Un professeur n’est ni un ami, ni un clown, ni un parent de substitution, ni un conseiller, ni un guide, ni un psychologue, ni un juge. Sa neutralité doit être quasi absolue. On souhaite sortir de cette neutralité ? On prend le risque que son autorité soit remise en question. J’ai toujours perçu le professeur comme une sorte de coryphée dont le rôle serait de délivrer des informations au public : il est seul sur scène, il s’adresse à lui sans prendre tel ou tel spectateur à témoin (distance), et il ne porte aucun jugement sur le drame qui se joue sur scène (neutralité). Peut-être une vision vieillotte de l’enseignement, mais les professeurs devraient prendre conscience qu’ils ne sont pas là pour interférer dans la vie des élèves. Je sais que depuis longtemps déjà, on incite les professeurs à impliquer les élèves un à un et tour de rôle dans leurs cours, j’ai toujours vu ça comme des bons et des mauvais points qu’on lançait gratuitement aux élèves, une manière aussi de leur apprendre à devenir dociles et accepter d’être en permanence jugés, de répondre comme il faut, tout en apprenant sagement à ne jamais interrompre. Dans l’idéal, même quand les élèves répondent à côté, on positive et tout le monde apprend des erreurs de chacun, mais dans une grande majorité des cas, c’est vécu comme une punition, comme une humiliation, comme une mise à nu de nos failles ou plutôt de ce que ces adultes décident être des failles.

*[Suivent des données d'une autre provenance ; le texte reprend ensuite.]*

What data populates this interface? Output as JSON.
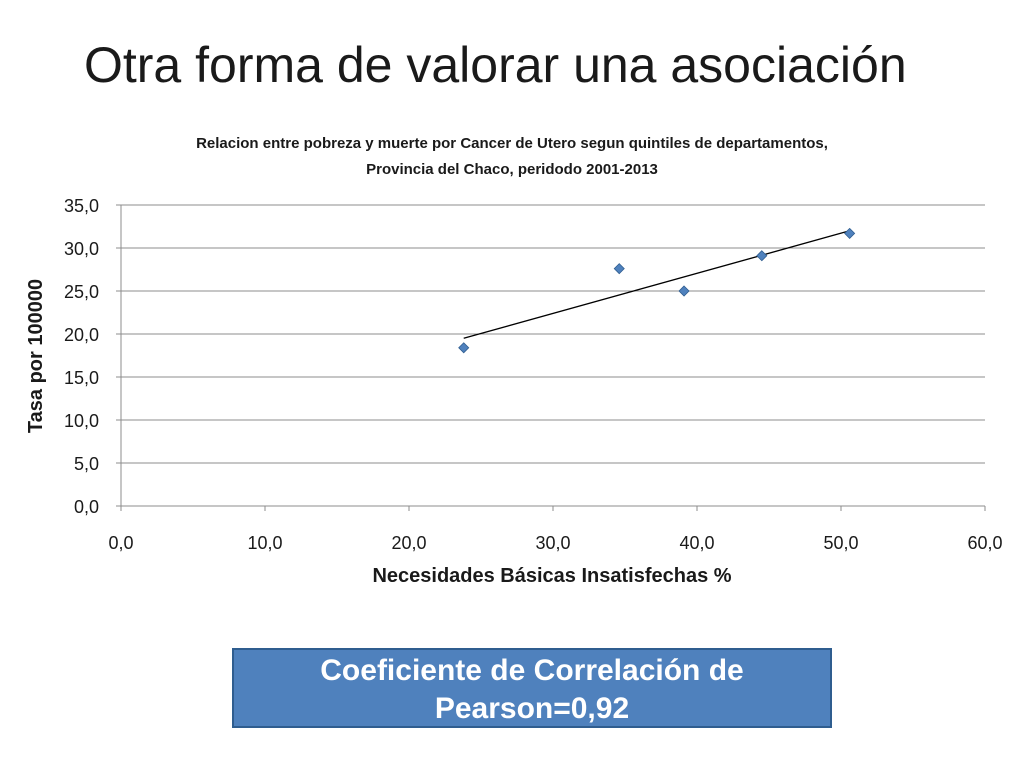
{
  "slide": {
    "title": "Otra forma de valorar una asociación"
  },
  "chart_data": {
    "type": "scatter",
    "title_line1": "Relacion entre pobreza y muerte por Cancer de Utero segun quintiles de departamentos,",
    "title_line2": "Provincia del Chaco, peridodo 2001-2013",
    "xlabel": "Necesidades Básicas Insatisfechas %",
    "ylabel": "Tasa por 100000",
    "xlim": [
      0,
      60
    ],
    "ylim": [
      0,
      35
    ],
    "x_ticks": [
      "0,0",
      "10,0",
      "20,0",
      "30,0",
      "40,0",
      "50,0",
      "60,0"
    ],
    "y_ticks": [
      "0,0",
      "5,0",
      "10,0",
      "15,0",
      "20,0",
      "25,0",
      "30,0",
      "35,0"
    ],
    "grid": "horizontal",
    "points": [
      {
        "x": 23.8,
        "y": 18.4
      },
      {
        "x": 34.6,
        "y": 27.6
      },
      {
        "x": 39.1,
        "y": 25.0
      },
      {
        "x": 44.5,
        "y": 29.1
      },
      {
        "x": 50.6,
        "y": 31.7
      }
    ],
    "trendline": {
      "x_start": 23.8,
      "y_start": 19.5,
      "x_end": 50.6,
      "y_end": 32.0
    },
    "marker_color": "#4f81bd",
    "trend_color": "#000000"
  },
  "pearson": {
    "line1": "Coeficiente de Correlación de",
    "line2": "Pearson=0,92",
    "box_color": "#4f81bd"
  }
}
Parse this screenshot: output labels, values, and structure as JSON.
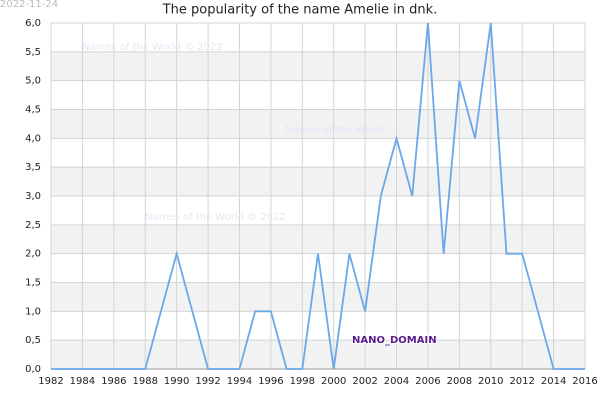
{
  "chart_data": {
    "type": "line",
    "title": "The popularity of the name Amelie in dnk.",
    "date": "2022-11-24",
    "watermarks": [
      "Names of the World © 2022",
      "Names of the World",
      "Names of the World © 2022",
      "NANO_DOMAIN"
    ],
    "x": [
      1982,
      1983,
      1984,
      1985,
      1986,
      1987,
      1988,
      1989,
      1990,
      1991,
      1992,
      1993,
      1994,
      1995,
      1996,
      1997,
      1998,
      1999,
      2000,
      2001,
      2002,
      2003,
      2004,
      2005,
      2006,
      2007,
      2008,
      2009,
      2010,
      2011,
      2012,
      2013,
      2014,
      2015,
      2016
    ],
    "series": [
      {
        "color": "#6aa8ea",
        "values": [
          0,
          0,
          0,
          0,
          0,
          0,
          0,
          1,
          2,
          1,
          0,
          0,
          0,
          1,
          1,
          0,
          0,
          2,
          0,
          2,
          1,
          3,
          4,
          3,
          6,
          2,
          5,
          4,
          6,
          2,
          2,
          1,
          0,
          0,
          0
        ]
      }
    ],
    "xlim": [
      1982,
      2016
    ],
    "xticks": [
      1982,
      1984,
      1986,
      1988,
      1990,
      1992,
      1994,
      1996,
      1998,
      2000,
      2002,
      2004,
      2006,
      2008,
      2010,
      2012,
      2014,
      2016
    ],
    "ylim": [
      0,
      6
    ],
    "yticks": [
      {
        "value": 0,
        "label": "0,0"
      },
      {
        "value": 0.5,
        "label": "0,5"
      },
      {
        "value": 1,
        "label": "1,0"
      },
      {
        "value": 1.5,
        "label": "1,5"
      },
      {
        "value": 2,
        "label": "2,0"
      },
      {
        "value": 2.5,
        "label": "2,5"
      },
      {
        "value": 3,
        "label": "3,0"
      },
      {
        "value": 3.5,
        "label": "3,5"
      },
      {
        "value": 4,
        "label": "4,0"
      },
      {
        "value": 4.5,
        "label": "4,5"
      },
      {
        "value": 5,
        "label": "5,0"
      },
      {
        "value": 5.5,
        "label": "5,5"
      },
      {
        "value": 6,
        "label": "6,0"
      }
    ],
    "grid": true
  }
}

Et très souvent, les professeurs sont maladroits (ou cons) et sortent encore plus de ce cadre et se laissent aller à des commentaires blessants ou inappropriés. Ce qui n’arriverait pas si on décidait d’une neutralité quasi totale.

On me rétorquera alors que les professeurs ne sont pas des robots, et je serai d’accord. Mais s’ils sont des êtres humains, raison de plus pour réduire le plus possible leur capacité à nuire en tant qu’être humain et en tant qu’adulte face à des personnes mineures.